Abstract

This paper presents an automated approach to recovering the true color of objects on the seafloor in images collected from multiple perspectives by an autonomous underwater vehicle (AUV) during the construction of three-dimensional (3D) seafloor models and image mosaics. When capturing images underwater, the water column induces several effects on light that are typically negligible in air, such as color-dependent attenuation and backscatter. AUVs must typically carry artificial lighting when operating at depths below 20-30 m; the lighting pattern generated is usually not spatially consistent. These effects cause problems for human interpretation of images, limit the ability of using color to identify benthic biota or quantify changes over multiple dives, and confound computer-based techniques for clustering and classification.
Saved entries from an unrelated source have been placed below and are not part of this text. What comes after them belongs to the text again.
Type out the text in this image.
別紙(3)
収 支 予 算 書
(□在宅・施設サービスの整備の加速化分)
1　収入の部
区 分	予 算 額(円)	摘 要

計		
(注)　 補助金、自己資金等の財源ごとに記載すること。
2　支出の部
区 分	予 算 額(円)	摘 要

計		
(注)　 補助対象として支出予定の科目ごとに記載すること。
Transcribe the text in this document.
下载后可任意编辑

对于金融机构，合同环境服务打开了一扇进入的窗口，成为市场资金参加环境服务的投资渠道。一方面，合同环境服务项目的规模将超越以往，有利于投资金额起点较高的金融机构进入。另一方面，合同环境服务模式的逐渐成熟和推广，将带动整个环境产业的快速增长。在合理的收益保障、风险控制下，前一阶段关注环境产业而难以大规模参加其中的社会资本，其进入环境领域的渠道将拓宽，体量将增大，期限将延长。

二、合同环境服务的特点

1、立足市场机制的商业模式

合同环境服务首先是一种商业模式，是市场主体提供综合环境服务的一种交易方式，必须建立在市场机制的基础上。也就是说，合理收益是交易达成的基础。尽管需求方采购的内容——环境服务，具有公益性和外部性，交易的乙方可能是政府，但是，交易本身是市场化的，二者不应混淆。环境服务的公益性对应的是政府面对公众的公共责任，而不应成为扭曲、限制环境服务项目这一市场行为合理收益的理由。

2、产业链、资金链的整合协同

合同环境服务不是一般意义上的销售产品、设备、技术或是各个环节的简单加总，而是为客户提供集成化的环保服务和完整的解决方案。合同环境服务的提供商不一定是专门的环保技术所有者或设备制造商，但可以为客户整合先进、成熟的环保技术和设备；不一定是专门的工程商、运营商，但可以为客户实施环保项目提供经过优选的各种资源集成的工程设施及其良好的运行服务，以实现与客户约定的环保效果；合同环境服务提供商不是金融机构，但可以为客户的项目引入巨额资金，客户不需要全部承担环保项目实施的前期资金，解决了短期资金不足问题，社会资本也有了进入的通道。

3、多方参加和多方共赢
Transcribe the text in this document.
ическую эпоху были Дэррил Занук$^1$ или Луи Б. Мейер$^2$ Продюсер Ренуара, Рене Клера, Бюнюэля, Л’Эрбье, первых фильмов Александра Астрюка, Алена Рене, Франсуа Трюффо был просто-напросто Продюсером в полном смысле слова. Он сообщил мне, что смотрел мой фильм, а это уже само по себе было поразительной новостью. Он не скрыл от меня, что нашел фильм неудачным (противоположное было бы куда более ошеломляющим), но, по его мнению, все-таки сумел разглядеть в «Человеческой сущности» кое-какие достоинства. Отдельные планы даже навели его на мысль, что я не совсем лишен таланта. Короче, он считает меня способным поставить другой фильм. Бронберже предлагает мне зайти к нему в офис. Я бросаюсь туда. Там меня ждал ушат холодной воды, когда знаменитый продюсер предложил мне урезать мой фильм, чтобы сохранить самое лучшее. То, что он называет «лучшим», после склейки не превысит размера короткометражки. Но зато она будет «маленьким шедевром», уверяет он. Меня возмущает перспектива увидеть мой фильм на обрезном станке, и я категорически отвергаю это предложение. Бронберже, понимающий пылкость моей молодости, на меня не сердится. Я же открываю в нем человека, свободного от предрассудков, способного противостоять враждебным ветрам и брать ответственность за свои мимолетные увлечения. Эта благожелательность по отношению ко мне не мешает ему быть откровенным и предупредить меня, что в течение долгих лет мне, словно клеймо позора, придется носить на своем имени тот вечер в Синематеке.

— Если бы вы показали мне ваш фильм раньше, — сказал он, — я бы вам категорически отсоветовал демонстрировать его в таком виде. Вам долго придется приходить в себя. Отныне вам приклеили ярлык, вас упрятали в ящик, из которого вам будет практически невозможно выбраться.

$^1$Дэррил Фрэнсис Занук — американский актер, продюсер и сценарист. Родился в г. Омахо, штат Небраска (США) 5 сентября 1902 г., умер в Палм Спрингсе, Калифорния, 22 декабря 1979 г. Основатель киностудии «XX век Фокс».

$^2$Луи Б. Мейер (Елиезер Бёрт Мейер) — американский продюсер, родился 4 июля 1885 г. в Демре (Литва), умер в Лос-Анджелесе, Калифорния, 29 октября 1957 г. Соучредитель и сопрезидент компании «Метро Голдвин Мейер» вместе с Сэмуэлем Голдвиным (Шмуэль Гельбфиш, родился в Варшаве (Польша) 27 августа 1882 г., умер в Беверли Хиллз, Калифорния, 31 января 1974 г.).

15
Our approach exploits the 3D structure of the scene generated using structure-from-motion and photogrammetry techniques to provide basic spatial data to an underwater image formation model. Parameters that are dependent on the properties of the water column are estimated from the image data itself, rather than using fixed in situ infrastructure, such as reflectance panels or detailed data on water constitutes. The model accounts for distance-based attenuation and backscatter, camera vignetting and the artificial lighting pattern, recovering measurements of the true color (reflectance) and thus allows us to approximate the appearance of the scene as if imaged in air and illuminated from above. Our method is validated against known color targets using imagery collected in different underwater environments by two AUVs that are routinely used as part of a benthic habitat monitoring program.